Tull signed as a professional footballer with Clapton in London in 1908 and signed for First Division Team Tottenham Hotspur in the summer of 1909.  Despite great success, he only made 10 appearances before being dropped to the reserves.  This may have been due to the racial abuse he received from opposing fans.

The match report of the away game with Bristol City in October 1909 by Football Star reporter, “DD”, was headlined “Football and the Colour Prejudice”, possibly the first time racial abuse was headlined in a football report.

He later played for Northampton Town, making 111 first team appearances and scoring nine goals.  The day before the RMS Titanic sank on 15 April 1912, Tull scored four goals in a match against Bristol Rovers.

Image provided by Northampton Town Football Club

ARMY LIFE

Then came World War I…

Walter became the first Northampton Town player to enlist in the British Army, and served in the two Football Battalions of the Duke of Cambridge’s Own (Middlesex) Regiment, the 17th and 23rd, and also in the 5th Battalion. He rose to the rank of Lance Sergeant and fought in the Battle of the Somme in 1916.
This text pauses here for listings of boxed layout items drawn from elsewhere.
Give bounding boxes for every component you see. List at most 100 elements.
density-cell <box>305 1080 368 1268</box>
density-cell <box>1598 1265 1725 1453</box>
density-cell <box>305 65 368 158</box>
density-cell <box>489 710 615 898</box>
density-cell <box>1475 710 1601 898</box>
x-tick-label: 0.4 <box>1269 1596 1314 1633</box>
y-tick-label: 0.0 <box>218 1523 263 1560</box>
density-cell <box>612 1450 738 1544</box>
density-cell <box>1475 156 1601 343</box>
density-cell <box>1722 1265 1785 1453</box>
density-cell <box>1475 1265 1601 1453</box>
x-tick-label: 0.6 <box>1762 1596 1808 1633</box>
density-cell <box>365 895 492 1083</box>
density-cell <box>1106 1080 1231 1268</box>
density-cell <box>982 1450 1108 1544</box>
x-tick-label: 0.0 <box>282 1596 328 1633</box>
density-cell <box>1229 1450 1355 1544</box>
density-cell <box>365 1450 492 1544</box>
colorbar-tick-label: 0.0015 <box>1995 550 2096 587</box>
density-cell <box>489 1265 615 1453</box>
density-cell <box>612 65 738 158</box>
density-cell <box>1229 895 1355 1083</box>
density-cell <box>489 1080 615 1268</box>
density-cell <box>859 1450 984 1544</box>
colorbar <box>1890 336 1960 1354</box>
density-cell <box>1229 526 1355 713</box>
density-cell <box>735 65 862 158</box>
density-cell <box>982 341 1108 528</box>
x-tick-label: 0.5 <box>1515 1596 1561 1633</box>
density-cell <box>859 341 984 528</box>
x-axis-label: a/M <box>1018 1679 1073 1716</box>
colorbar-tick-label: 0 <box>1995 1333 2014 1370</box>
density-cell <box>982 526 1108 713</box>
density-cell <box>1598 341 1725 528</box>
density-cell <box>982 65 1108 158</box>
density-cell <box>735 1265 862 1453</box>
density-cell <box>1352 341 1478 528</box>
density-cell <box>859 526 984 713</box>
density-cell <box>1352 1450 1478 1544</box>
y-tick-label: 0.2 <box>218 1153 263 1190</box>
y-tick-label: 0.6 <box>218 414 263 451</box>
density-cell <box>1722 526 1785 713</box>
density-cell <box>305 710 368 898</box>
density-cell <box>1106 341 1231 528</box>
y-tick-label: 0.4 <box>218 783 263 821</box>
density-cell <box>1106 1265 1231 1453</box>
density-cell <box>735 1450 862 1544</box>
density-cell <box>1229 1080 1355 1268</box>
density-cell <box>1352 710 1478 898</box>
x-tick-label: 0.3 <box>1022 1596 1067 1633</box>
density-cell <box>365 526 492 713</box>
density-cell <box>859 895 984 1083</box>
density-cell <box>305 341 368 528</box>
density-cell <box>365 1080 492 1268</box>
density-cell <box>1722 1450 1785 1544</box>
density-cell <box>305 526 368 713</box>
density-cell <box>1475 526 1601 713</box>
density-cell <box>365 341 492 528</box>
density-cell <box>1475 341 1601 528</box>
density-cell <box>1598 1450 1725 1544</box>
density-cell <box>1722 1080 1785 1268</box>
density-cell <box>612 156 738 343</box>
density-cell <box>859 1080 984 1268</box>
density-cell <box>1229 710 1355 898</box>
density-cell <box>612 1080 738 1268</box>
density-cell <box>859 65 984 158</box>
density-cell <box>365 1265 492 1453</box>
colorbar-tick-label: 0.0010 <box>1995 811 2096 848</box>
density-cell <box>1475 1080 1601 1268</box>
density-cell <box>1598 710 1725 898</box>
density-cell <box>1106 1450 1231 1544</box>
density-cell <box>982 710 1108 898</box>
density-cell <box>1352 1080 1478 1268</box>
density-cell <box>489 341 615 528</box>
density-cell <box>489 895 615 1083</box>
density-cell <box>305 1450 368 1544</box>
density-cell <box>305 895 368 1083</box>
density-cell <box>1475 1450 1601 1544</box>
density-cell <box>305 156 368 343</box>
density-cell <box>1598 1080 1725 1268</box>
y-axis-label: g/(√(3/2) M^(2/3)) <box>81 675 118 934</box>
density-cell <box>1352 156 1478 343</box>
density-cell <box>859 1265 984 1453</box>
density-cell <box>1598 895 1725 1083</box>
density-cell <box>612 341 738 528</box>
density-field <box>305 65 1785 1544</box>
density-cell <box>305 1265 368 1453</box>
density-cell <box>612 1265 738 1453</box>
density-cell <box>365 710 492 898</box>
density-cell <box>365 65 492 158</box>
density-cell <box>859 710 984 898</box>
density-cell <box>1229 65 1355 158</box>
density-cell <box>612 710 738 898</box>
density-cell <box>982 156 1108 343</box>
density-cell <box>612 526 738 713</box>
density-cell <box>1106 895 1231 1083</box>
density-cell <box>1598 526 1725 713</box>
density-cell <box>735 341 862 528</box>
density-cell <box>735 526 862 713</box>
When Tull was commissioned as a 2nd Lieutenant on 30 May 1917, he became one of the first mixed-heritage infantry officers in a regular British Army regiment, and then served on the Italian Front before being killed in action near the village of Favreuil in the Pas-de-Calais on 25 March during the First Battle of Bapaume, the early stages of the German Army’s Spring Offensive.  His body was never recovered, despite the efforts of, among others, Private Tom Billingham, a former goalkeeper for Leicester Fosse, to return him to the British position while under fire. He is believed to be buried somewhere in the Somme, but it has been suggested that he may be buried in an unmarked grave at Heninel-Croisilles Road cemetery.

In a letter of condolence to his family, the commanding officer of the 23rd Battalion, Major Poole and his colleague 2Lt Pickard both said that Tull had been put forward for a Military Cross. Pickard wrote “he had been recommended for the Military Cross, and certainly earned it.”  However, the Ministry of Defence has no record of any recommendation but many records were lost in a 1940 fire.

In 1940, an article in the Glasgow Evening Times about Tull being the first “coloured” infantry officer in the British Army reported that he had signed to play for Rangers after the war. Rangers have confirmed that Tull signed for them in February 1917, while he was an officer cadet in Scotland at Gailes, Ayrshire.

Image courtesy of The Royal Mint

WALTER’S LEGACY

Walter’s name appeared on the war memorial at North Board School, Folkestone, unveiled on 29 April 1921 and he is named on the Folkestone War Memorial, at the top of the Road of Remembrance in Folkestone.

The Royal Mint included a £5 coin honouring Tull in the introductory First World War six-coin set, released in 2014.